Abstract
Exploratory data analysis is performed to determine if there is a statistical difference between the average trip duration of riders who are older than 30 years compared to riders who are 30 years old or less. Using a T test we were able to reject the null hypothesis within 95% confidence that riders over the age of 30 have the same or shorter trip durations than riders 30 years or younger.
Data
The data used for this analysis was obtained from CitiBikeNYC.com. The data included historical trip information for CitiBike riders in the New York area. This analysis focused on June of 2016. The data came in the form of a CSV and was loaded into a pandas Dataframe for further analysis.
Analysis
The first step required calculating riders ages based on their birth year. Next the data needed to be split into riders 30 years or younger and riders over 30 years old. Then outliers in the data were removed. Outliers were determined to be any trips longer than 8 hours and riders over the age of 100. Once the data was split and cleaned, histogram and box plots were created to visually assess the differences in the distribution of the two datasets.
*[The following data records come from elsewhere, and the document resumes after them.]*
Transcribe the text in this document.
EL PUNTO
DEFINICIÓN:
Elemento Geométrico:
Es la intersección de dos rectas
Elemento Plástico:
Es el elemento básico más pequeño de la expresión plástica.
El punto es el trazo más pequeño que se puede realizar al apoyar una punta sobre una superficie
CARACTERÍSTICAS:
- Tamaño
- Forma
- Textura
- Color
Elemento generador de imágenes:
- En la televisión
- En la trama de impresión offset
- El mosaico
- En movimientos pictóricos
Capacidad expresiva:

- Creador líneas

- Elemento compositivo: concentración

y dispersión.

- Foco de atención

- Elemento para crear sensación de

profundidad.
Next a T test was used to determine if the two datasets were statistically different from each other. The T test was selected because we are comparing two independent samples but the population standard deviation is unknown.
Result (description of the result and conclusion from the analysis)
The t test returned a p value of < .000001 indicating we reject the null hypothesis that average trip duration for riders over 30 is the same or less than the average trip duration of riders 30 or younger. While this would indicate that the difference between means is statistically significant, the effect size is only .017 which means there is a very small actual difference in means.